You are sitting in the lobby waiting to go in for your Hadoop job interview, mentally you have prepared dozens of Hadoop Interview Questions and Answers by referring to these blogs –
Needless to say, you are confident that you are going to nail this Hadoop job interview. But then, the interviewer instead of beginning the Hadoop interview with questions around Hadoop MapReduce, HDFS, Pig, Hive, throws a curveball at you by asking “What are the possible file formats for importing data using Sqoop in Hadoop?”

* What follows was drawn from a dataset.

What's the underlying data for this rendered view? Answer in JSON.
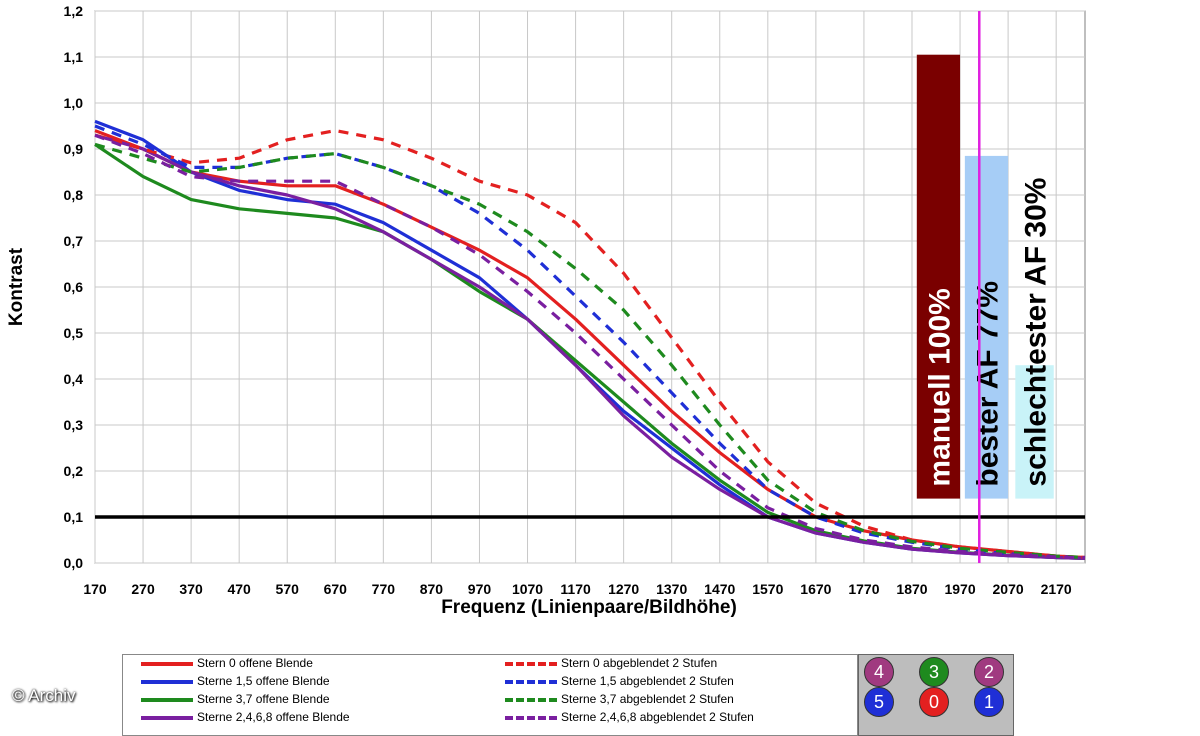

Before we dive into apache Sqoop Hadoop interview questions and answers, let’s take a look at why Sqoop was developed and what is its significance in the Hadoop ecosystem-
Suppose you want to process legacy data or lookup tables present in RDBMS using Hadoop MapReduce , the straightforward solution is to read data from the RDBMS into the mapper and process it but this could result in distributed denial of service (i.e. the bandwidth of the resources would be flooded). Thus, this solution is not practically recommended and this is when Apache Sqoop comes to the rescues of users that allows users to import data on HDFS.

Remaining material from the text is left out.